August 22, 2012

New Name, New Look, New Website; Princeton Public Schools Ready to Go

“We are certainly ready to welcome our students back,” said Superintendent Judy Wilson in a recent Princeton Community TV appearance.

Which is not to say that the schools have been idle. Ms. Wilson reported that “hundreds of students were with us this summer,” to take English classes; participate in math and literacy programs; receive special needs instruction, and get help in preparing for college.

The TV spot gave Ms. Wilson an opportunity to provide the latest information about the schools; a new name, a new logo, and a new website were at the top of her list. The new name, Princeton Public Schools, occurs in anticipation of the January 1, 2013, consolidation of Princeton Borough and Princeton Township, at which point Princeton will no longer qualify as a regional school district and is legally obligated to change its name.

The new website,, promises to provide “all that’s newsworthy, accurate, and all that’s important to you as a parent,” said Ms. Wilson. With “a new look” and “many more resources,” the site will include “good news” as well as up-to-the minute emergency information.

Princeton Public School athletes, who have already begun to return to school for pre-season training, will be observed more carefully under the schools’ new policies and procedures regarding concussions and their aftermath, said Ms. Wilson. Coaches and nurses will also be “paying attention to new research on sudden cardiac arrest,” and on ensuring that athletes remain hydrated during the hot weather.

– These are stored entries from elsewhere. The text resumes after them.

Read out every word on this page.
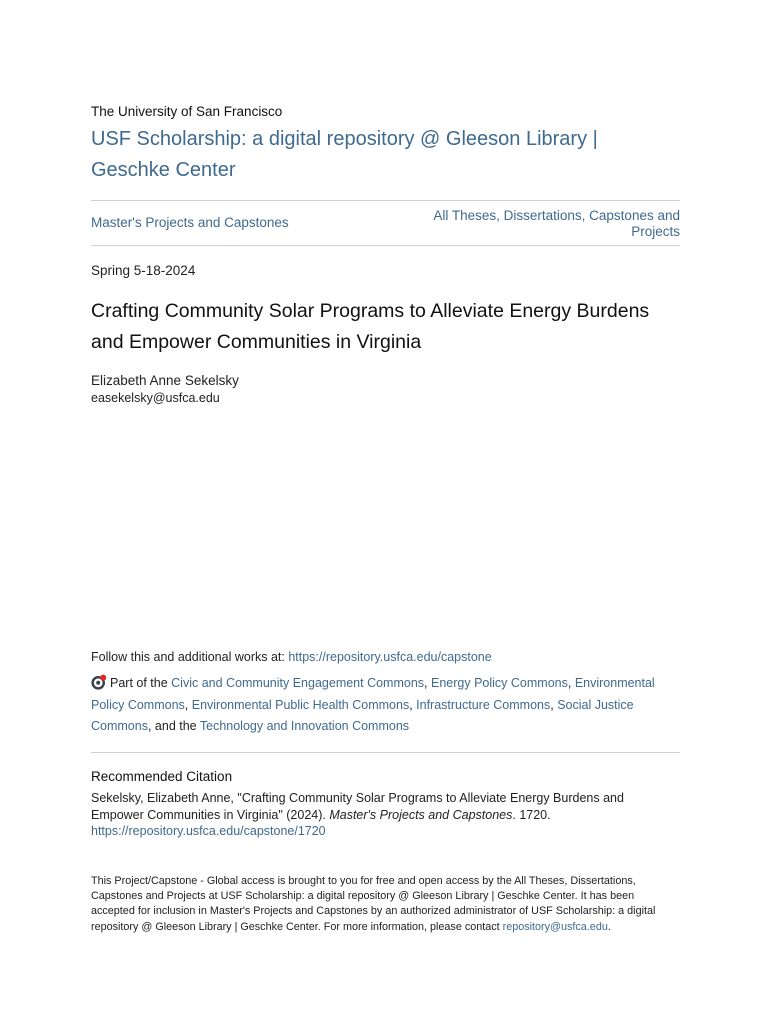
The University of San Francisco
USF Scholarship: a digital repository @ Gleeson Library | Geschke Center
Master's Projects and Capstones	All Theses, Dissertations, Capstones and Projects
Spring 5-18-2024
Crafting Community Solar Programs to Alleviate Energy Burdens and Empower Communities in Virginia
Elizabeth Anne Sekelsky
easekelsky@usfca.edu
Follow this and additional works at: https://repository.usfca.edu/capstone
Part of the Civic and Community Engagement Commons, Energy Policy Commons, Environmental Policy Commons, Environmental Public Health Commons, Infrastructure Commons, Social Justice Commons, and the Technology and Innovation Commons
Recommended Citation
Sekelsky, Elizabeth Anne, "Crafting Community Solar Programs to Alleviate Energy Burdens and Empower Communities in Virginia" (2024). Master's Projects and Capstones. 1720.
https://repository.usfca.edu/capstone/1720
This Project/Capstone - Global access is brought to you for free and open access by the All Theses, Dissertations, Capstones and Projects at USF Scholarship: a digital repository @ Gleeson Library | Geschke Center. It has been accepted for inclusion in Master's Projects and Capstones by an authorized administrator of USF Scholarship: a digital repository @ Gleeson Library | Geschke Center. For more information, please contact repository@usfca.edu.
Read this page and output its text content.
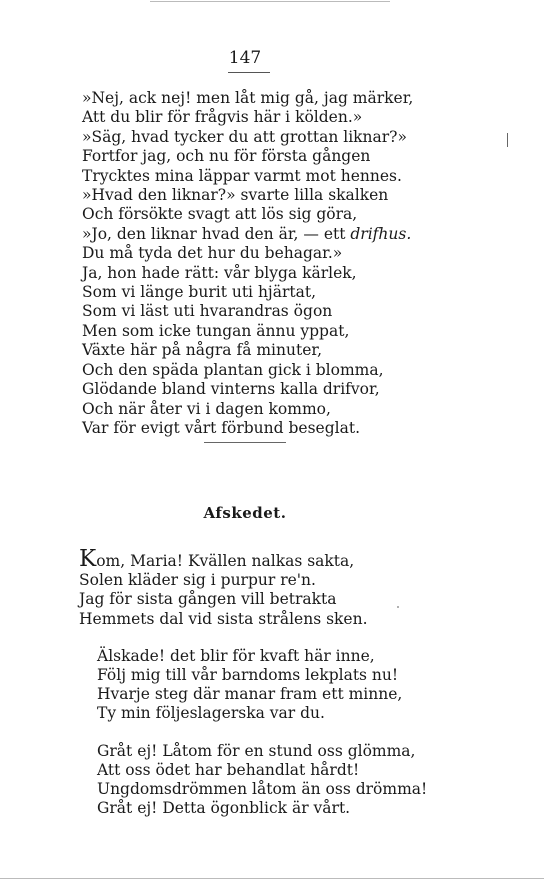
147
»Nej, ack nej! men låt mig gå, jag märker,
Att du blir för frågvis här i kölden.»
»Säg, hvad tycker du att grottan liknar?»
Fortfor jag, och nu för första gången
Trycktes mina läppar varmt mot hennes.
»Hvad den liknar?» svarte lilla skalken
Och försökte svagt att lös sig göra,
»Jo, den liknar hvad den är, — ett drifhus.
Du må tyda det hur du behagar.»
Ja, hon hade rätt: vår blyga kärlek,
Som vi länge burit uti hjärtat,
Som vi läst uti hvarandras ögon
Men som icke tungan ännu yppat,
Växte här på några få minuter,
Och den späda plantan gick i blomma,
Glödande bland vinterns kalla drifvor,
Och när åter vi i dagen kommo,
Var för evigt vårt förbund beseglat.
Afskedet.
Kom, Maria! Kvällen nalkas sakta,
Solen kläder sig i purpur re'n.
Jag för sista gången vill betrakta
Hemmets dal vid sista strålens sken.
Älskade! det blir för kvaft här inne,
Följ mig till vår barndoms lekplats nu!
Hvarje steg där manar fram ett minne,
Ty min följeslagerska var du.
Gråt ej! Låtom för en stund oss glömma,
Att oss ödet har behandlat hårdt!
Ungdomsdrömmen låtom än oss drömma!
Gråt ej! Detta ögonblick är vårt.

“The choice to read is so very powerful in our children’s lives,” said Ms. Wilson in her comments about the required summer reading lists that were posted on the old website and have been transferred to the new one. She encouraged parents and students to visit the public library (“a few visits”) and to engage in “literacy experiences,” like “conversations about books and movies.”

Ms. Wilson described the buildings and grounds improvements to all six schools proposed under a recently announced public bond referendum as “projects that just can’t be tackled in day-to-day maintenance and repairs.” Princeton residents will vote on the $10.9 million bond on Monday, September 24, when polls will be open from noon to 9 p.m. The work includes “a range of projects from drainage systems to instructional classrooms to fields and courts, but none of it is new construction,” she noted. The improvements are intended to “stop water damage; fight energy costs; replace gym floors; add an ADA-compliant ramp to Princeton High School;” and beef up playground safety at the elementary schools. A new turf field, bleachers, and track used by middle and high school students need to be replaced, said Ms. Wilson, and the John Witherspoon Middle School gym will be “repurposed” to create a media center.

Turning to what she described as “minor projects,” Ms. Wilson noted that “the Valley Road building does not need any attention; it’s been well-maintained and renovated in recent years.” The adjacent playing fields, however, “need attention.”

Ms. Wilson pointed to “high needs, low costs, and low interest rates” as reasons for the upcoming referendum. If it is passed, it will cost the average in Princeton resident $149.

More details on repairs and upgrades, Ms. Wilson noted, will be made available in the coming weeks.